Without CoT: "6 apples"
With CoT: "The store starts with 23 apples.
They sell 17 apples.
23 - 17 = 6
Therefore, 6 apples remain."
Implementation Approaches
Zero-Shot CoT
Simply append "Let's think step by step" to prompts:
Solve this problem. Let's think step by step.
Few-Shot CoT
Provide examples of reasoning chains:
Example: [Problem] → [Step 1] → [Step 2] → [Answer]
Now solve: [New Problem]
Automatic CoT (Auto-CoT)
Automatically generate diverse reasoning demonstrations without manual examples.
Benefits
Transparency
Each step is visible, making it easy to identify where reasoning goes wrong.
Debugging
When answers are incorrect, you can pinpoint the faulty step.
Verification
Intermediate steps can be validated independently.
Improved Accuracy
Research shows 10-40% accuracy improvements on complex reasoning tasks.
When to Use
Good fit:
- Mathematical reasoning
- Multi-step logical deduction
- Tasks requiring explicit justification
- Debugging and development
Less effective for:
- Simple factual lookups
- Tasks where speed matters more than accuracy
- Very long reasoning chains (context limits)

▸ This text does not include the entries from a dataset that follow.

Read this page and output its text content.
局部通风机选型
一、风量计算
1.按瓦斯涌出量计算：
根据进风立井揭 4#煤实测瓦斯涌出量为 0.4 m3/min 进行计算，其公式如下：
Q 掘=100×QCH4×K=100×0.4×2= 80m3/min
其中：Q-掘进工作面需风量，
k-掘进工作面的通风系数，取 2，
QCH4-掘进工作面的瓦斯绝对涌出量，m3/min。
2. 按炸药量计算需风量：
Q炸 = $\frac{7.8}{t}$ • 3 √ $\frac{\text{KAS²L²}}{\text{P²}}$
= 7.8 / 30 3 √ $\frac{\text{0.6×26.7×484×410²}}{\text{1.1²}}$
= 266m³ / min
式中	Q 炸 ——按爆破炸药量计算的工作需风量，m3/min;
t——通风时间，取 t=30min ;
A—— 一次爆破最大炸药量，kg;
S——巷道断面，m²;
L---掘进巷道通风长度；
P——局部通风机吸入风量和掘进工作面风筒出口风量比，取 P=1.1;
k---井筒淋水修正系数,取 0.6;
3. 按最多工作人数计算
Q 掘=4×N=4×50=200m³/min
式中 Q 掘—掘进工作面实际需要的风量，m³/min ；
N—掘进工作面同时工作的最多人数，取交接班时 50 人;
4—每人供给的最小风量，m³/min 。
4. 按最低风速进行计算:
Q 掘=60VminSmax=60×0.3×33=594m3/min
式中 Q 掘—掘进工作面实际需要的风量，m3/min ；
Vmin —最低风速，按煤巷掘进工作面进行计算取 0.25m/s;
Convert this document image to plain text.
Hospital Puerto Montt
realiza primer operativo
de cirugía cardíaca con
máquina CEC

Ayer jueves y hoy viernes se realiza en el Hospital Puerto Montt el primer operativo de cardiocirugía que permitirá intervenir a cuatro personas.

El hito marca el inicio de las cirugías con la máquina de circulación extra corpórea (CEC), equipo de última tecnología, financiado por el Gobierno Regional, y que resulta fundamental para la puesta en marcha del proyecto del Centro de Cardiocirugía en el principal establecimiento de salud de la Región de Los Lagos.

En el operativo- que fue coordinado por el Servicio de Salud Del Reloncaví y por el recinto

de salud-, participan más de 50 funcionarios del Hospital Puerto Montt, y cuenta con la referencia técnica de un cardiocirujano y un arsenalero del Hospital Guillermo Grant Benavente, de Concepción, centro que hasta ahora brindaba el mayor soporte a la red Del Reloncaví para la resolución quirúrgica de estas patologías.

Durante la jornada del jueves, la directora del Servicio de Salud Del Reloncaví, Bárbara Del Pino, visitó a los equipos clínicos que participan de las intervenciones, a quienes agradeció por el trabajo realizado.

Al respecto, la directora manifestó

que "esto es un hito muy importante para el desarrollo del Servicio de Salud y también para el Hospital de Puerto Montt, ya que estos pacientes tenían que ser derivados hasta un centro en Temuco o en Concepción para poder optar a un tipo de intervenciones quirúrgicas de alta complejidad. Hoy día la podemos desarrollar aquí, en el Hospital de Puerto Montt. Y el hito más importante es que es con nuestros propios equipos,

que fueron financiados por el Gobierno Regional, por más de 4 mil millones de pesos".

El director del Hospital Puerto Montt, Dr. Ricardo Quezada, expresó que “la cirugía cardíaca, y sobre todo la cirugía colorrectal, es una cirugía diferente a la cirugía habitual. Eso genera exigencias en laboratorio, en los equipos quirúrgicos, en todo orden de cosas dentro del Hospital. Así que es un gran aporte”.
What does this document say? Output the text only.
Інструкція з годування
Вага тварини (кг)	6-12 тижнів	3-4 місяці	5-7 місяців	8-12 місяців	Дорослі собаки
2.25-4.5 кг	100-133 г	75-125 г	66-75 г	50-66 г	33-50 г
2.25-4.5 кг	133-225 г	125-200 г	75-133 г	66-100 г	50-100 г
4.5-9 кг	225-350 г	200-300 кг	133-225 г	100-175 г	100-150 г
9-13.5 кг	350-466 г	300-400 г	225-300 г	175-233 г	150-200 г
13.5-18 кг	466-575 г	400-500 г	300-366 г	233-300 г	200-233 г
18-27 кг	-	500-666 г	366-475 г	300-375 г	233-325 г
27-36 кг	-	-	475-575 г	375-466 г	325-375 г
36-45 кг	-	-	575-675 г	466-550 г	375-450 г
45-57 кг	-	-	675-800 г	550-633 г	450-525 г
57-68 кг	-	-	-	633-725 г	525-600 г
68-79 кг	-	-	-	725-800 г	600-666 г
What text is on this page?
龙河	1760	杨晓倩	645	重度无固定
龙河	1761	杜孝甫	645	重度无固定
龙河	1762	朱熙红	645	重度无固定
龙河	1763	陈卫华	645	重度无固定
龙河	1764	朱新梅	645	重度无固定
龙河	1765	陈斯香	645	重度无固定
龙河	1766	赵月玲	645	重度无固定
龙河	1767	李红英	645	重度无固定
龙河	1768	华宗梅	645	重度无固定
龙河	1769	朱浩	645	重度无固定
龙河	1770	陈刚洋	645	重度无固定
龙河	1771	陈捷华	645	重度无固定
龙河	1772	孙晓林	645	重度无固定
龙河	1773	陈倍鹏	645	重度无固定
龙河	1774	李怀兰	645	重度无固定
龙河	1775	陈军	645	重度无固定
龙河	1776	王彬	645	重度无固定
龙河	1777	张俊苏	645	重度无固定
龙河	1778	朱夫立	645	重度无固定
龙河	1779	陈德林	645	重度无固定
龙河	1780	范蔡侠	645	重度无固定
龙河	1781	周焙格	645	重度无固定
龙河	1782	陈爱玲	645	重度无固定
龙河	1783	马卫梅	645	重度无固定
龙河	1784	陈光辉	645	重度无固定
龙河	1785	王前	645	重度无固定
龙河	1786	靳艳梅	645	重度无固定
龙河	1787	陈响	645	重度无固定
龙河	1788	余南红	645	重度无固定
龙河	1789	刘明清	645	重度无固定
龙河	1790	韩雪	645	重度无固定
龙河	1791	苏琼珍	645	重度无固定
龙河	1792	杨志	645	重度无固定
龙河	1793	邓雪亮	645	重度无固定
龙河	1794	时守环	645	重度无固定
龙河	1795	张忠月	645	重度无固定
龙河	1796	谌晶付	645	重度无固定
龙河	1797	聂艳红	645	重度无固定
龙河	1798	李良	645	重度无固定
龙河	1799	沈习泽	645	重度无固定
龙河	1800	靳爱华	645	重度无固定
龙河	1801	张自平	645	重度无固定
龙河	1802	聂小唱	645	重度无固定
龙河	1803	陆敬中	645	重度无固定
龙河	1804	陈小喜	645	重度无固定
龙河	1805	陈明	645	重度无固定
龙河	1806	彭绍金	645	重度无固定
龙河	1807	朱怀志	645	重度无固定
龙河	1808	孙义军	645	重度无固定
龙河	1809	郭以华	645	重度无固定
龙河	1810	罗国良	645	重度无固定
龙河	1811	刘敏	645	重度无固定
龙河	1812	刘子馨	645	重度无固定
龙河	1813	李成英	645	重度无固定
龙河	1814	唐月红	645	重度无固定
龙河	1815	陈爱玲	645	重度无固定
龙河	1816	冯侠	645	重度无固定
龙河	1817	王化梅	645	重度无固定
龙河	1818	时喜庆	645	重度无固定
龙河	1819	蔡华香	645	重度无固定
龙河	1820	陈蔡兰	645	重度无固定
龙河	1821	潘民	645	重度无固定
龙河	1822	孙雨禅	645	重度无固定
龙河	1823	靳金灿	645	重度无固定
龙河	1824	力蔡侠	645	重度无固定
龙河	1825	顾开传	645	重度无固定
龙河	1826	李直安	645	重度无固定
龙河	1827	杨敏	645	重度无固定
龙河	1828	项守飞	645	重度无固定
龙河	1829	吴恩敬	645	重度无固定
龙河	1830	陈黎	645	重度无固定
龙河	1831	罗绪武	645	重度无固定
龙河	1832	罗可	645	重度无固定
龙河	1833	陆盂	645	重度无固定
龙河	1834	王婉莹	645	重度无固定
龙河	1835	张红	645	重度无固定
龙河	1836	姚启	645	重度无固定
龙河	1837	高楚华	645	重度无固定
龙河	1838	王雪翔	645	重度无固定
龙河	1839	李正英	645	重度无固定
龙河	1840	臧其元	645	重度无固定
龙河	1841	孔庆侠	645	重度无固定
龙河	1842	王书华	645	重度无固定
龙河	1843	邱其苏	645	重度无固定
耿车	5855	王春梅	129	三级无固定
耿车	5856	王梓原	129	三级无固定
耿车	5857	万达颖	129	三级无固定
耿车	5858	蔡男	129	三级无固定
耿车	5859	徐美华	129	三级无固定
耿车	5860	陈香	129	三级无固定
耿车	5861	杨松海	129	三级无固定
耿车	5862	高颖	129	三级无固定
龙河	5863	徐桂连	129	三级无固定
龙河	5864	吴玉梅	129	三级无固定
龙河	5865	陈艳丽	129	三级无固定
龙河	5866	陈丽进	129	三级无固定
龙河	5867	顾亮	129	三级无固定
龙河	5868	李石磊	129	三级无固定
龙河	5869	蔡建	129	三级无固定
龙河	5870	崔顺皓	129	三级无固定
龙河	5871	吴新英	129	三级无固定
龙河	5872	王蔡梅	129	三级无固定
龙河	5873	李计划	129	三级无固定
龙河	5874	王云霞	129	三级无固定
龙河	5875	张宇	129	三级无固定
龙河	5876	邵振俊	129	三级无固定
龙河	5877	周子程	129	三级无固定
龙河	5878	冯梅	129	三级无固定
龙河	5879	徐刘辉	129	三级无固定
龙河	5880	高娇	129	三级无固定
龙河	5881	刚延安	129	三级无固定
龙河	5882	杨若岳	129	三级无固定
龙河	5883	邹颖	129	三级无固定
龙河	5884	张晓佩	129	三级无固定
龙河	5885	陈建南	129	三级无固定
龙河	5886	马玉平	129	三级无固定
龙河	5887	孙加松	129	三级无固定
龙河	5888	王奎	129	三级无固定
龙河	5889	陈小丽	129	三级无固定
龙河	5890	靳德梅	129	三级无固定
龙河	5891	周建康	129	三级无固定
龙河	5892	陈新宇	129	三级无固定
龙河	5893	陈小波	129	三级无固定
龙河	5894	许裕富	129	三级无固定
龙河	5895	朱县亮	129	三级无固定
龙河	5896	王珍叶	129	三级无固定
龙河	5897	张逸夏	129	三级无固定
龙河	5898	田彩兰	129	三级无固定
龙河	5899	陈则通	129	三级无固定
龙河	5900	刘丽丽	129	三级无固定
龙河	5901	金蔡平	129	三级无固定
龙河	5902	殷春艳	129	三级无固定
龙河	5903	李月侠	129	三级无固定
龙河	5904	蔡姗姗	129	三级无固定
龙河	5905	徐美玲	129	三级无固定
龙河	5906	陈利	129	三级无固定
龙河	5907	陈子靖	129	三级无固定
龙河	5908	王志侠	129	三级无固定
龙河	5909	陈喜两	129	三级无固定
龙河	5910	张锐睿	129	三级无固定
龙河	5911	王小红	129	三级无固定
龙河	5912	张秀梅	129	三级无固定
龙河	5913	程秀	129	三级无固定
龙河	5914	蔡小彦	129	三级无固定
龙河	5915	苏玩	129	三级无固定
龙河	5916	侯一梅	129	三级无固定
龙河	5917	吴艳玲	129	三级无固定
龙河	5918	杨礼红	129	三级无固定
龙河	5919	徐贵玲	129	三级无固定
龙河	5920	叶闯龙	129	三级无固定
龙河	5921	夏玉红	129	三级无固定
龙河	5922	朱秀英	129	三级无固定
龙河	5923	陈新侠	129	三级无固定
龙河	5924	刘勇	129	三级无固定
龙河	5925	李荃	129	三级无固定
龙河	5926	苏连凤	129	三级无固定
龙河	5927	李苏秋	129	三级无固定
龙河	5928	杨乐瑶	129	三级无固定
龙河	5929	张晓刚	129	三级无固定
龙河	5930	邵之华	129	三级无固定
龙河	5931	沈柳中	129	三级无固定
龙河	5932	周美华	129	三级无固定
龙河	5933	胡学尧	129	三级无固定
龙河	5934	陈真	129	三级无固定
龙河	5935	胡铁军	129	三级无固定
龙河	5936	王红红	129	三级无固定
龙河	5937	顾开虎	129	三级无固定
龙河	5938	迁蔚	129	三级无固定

Relationship to Other Patterns
- ReAct: Interleaves CoT reasoning with actions
- Reflection: Uses CoT to critique previous outputs
- Tree of Thoughts: Explores multiple CoT paths
Limitations
CoT uses a linear, left-to-right reasoning process. For problems requiring exploration of multiple hypotheses, consider Tree of Thoughts.